There were similar situations all over town– beacons of light amid darkened streets. Lucky 7 and Guadalajara on East Market Street didn't lose power and lines snaked out the doors as the hot, the hungry, and the bored sought refuge. Stoney's Grocery & Deli on Avon Street was another such refuge, and owner Marc Brake, a Charlottesville Police Sergeant, says they did a much brisker business than usual.
How did some get so lucky?
According to Dominion Virginia Power's Le-Ha Anderson, it's simple luck– adjacent buildings may run off different transformers than their neighbors. Anderson says Dominion brought in 113 bucket trucks and additional crews from around the state, but faced with massive tree damage and potentially live lines, work was slow going, she says, as crews worked to safely restore the main lines before heading to "tap lines" that feed electricity to secondary roads and neighborhoods.

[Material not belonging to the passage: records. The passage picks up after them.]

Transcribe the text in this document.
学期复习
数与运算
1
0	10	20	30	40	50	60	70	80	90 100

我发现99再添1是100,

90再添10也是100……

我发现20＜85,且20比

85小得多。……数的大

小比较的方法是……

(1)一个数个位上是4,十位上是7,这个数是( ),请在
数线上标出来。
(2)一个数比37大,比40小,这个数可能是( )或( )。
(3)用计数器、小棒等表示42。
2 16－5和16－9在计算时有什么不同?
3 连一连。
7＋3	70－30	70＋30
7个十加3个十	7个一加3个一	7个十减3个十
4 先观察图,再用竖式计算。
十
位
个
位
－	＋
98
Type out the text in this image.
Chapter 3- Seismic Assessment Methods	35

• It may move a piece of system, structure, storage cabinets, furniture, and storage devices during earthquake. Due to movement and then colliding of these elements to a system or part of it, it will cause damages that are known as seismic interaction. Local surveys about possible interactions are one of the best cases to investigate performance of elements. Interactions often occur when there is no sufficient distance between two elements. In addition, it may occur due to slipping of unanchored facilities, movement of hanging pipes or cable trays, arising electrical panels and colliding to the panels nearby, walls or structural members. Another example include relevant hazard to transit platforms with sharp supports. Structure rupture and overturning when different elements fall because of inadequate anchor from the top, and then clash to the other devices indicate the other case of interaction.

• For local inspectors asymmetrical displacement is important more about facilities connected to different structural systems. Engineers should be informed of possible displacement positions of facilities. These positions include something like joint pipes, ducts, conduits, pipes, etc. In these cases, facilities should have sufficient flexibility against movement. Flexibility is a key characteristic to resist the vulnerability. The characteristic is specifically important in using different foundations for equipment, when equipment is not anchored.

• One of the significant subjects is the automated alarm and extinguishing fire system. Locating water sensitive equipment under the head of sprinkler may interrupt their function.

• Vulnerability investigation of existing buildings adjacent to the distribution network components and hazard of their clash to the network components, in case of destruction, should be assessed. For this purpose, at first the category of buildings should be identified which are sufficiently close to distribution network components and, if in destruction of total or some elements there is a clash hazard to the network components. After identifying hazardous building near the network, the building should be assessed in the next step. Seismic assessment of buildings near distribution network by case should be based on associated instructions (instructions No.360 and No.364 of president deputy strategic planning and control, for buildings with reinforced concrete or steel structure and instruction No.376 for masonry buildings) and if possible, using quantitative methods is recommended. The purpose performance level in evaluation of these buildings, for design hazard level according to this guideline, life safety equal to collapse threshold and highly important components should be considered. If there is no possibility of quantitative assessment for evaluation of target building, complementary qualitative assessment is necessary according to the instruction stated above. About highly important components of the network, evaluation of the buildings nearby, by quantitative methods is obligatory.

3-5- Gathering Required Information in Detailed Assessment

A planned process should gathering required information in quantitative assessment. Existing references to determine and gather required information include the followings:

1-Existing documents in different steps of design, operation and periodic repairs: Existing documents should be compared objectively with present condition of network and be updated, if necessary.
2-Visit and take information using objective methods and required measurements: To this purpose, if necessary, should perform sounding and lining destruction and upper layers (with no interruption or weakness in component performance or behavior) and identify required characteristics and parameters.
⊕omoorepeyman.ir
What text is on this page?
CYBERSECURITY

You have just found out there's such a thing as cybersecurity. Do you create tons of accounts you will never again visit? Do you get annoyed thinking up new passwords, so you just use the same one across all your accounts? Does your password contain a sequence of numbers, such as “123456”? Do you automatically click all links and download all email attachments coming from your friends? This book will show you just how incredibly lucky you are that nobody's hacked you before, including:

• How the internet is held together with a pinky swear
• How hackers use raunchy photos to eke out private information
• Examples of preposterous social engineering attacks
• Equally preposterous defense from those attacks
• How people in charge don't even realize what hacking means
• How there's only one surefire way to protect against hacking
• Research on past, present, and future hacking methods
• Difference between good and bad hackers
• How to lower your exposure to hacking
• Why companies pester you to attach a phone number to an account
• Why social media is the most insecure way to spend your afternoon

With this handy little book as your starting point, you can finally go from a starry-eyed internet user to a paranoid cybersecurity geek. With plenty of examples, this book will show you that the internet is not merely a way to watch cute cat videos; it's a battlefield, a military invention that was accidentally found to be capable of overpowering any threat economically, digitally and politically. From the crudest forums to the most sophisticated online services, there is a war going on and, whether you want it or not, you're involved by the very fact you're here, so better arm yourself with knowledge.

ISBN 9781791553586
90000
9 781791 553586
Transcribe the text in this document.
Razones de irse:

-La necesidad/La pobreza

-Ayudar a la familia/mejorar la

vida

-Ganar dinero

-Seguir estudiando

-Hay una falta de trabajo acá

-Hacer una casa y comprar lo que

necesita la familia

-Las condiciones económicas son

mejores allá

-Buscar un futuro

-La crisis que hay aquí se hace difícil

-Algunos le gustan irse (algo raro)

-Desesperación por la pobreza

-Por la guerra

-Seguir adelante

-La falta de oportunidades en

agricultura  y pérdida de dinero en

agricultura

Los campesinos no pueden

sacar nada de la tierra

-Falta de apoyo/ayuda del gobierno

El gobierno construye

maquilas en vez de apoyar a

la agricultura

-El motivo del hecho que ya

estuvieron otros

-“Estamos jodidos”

The devastation begs the question: why the heck aren't these lines buried? In fact, a look at historic photos of Charlottesville from the 1920s shows that while cars and fashions have changed, the way we get our power hasn't– poles sticking out of the ground strung with high voltage lines has been status quo since the turn of the 20th century despite the fact that buried lines are the choice for most new developments.
The answer, as with so many things, is cost.
"It costs six times more to put power lines underground," Dominion spokesperson Dan Genest told the Hook in February following the second massive snowstorm of the winter, which knocked power out for 10,000 customers. And Greg Kelly, spokesperson for Central Virginia Electric Cooperative, which serves 30,000 customers in rural areas and was "minimally" affected by the latest microburst, cites a state funded study that puts the cost of undergrounding lines throughout the state at $94 billion.
Dominion's Anderson says that while cost is the number one deterrent, there are other reasons for keeping the lines above ground.
"Number two is reliability," she says, noting that if problems occur with underground lines, it's difficult to pinpoint the problem. In addition, she says, accessing underground lines might mean jackhammering roads or sidewalks, then breaking through built-in encasements that wrap the lines– all far more disruptive than repairing exposed wires.
"The downside is that during microbursts like we had in Charlottesville, you have danger of trees falling on lines," Anderson admits. And perhaps no one in Charlottesville understands that danger– and the powerlessness that goes with it– better than residents of Blue Ridge Road, off Barracks Road, where power wasn't restored until Sunday night or even Monday morning– four days after the lights went out.
"It was a long weekend," sighs Blue Ridge Road resident and dermatologist Anna Magee, on Monday afternoon, about 12 hours after her power was finally restored. A long weekend indeed, and hurricane season hasn't even begun.